Today, when the antipsychiatry movement is growing in leaps and bounds, we are actually seeing a great deal more discussion of psychosocial approaches and broader issues than at any time in the past fifty years.
Today, the antipsychiatry issues are being heard, and progress is evident on all fronts. But psychiatry, unconvinced and unrepentant, continues to resist. There is some receptiveness, on the part of a very few psychiatrists, to alternative perspectives. But for the most part, the leadership and the rank and file are redoubling their efforts to promote their medicalization agenda. The APA has even engaged the services of a PR firm to improve their image and sell their philosophy.
But the facts have not changed. Depression is not an illness. Outbursts of temper are not an illness. Academic inattentiveness is not an illness. Painful memories are not an illness. Bereavement is not an illness.
But in the looking-glass world of psychiatry, these age-old human problems – and hundred more besides – are all illnesses that need to be “treated” with psychiatry’s so-called medication.
So for all of these reasons, I, for one, will continue to critique psychiatry and its destructive “treatments” with all the vigor at my disposal.

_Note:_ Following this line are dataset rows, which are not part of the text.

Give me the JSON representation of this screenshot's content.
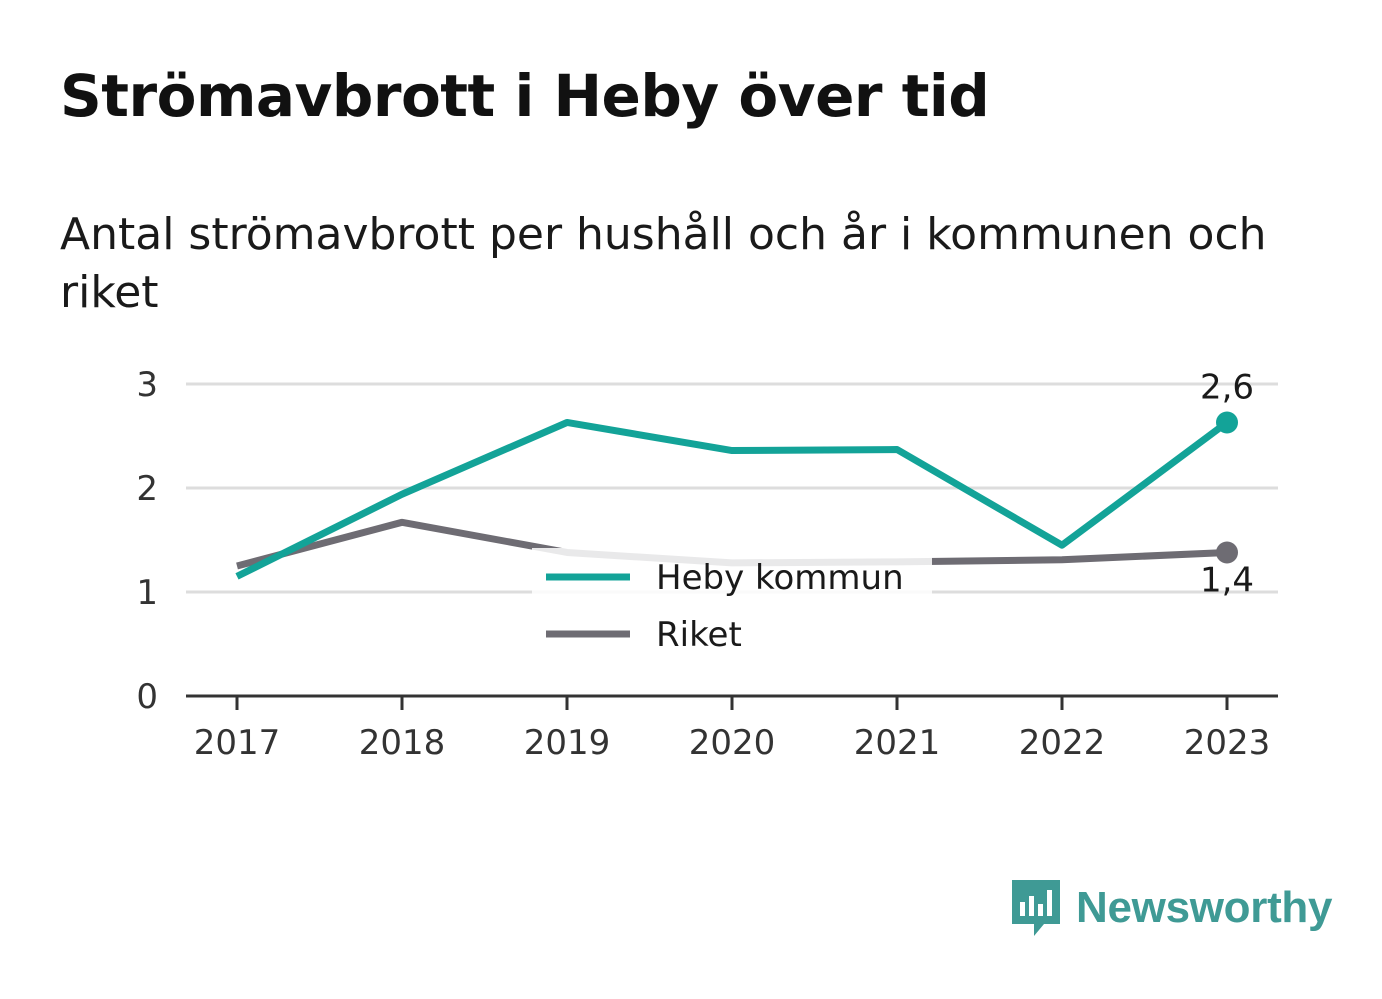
{
  "header": {
    "title": "Strömavbrott i Heby över tid",
    "subtitle": "Antal strömavbrott per hushåll och år i kommunen och riket"
  },
  "brand": {
    "name": "Newsworthy",
    "icon": "newsworthy-logo-icon",
    "color": "#3f9a95"
  },
  "chart_data": {
    "type": "line",
    "x": [
      "2017",
      "2018",
      "2019",
      "2020",
      "2021",
      "2022",
      "2023"
    ],
    "ylim": [
      0,
      3
    ],
    "yticks": [
      "0",
      "1",
      "2",
      "3"
    ],
    "grid": true,
    "legend": "inside-center",
    "series": [
      {
        "name": "Heby kommun",
        "color": "#13a398",
        "values": [
          1.15,
          1.94,
          2.63,
          2.36,
          2.37,
          1.45,
          2.63
        ],
        "end_label": "2,6"
      },
      {
        "name": "Riket",
        "color": "#6e6c73",
        "values": [
          1.25,
          1.67,
          1.38,
          1.28,
          1.29,
          1.31,
          1.38
        ],
        "end_label": "1,4"
      }
    ]
  }
}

And I will do this because psychiatry is not something good that just needs to be expanded to embrace psychosocial and other broader issues. Rather it is something fundamentally spurious and destructive; a wrong turning in human history. It not only destroys individuals, but saps our cultural resilience with its self-serving insistence that virtually every significant human problem is an illness which needs a pill. Psychiatry is not a healing force in the world. Rather, it is a disabling force, and the pills are the most visible facet of its destructiveness.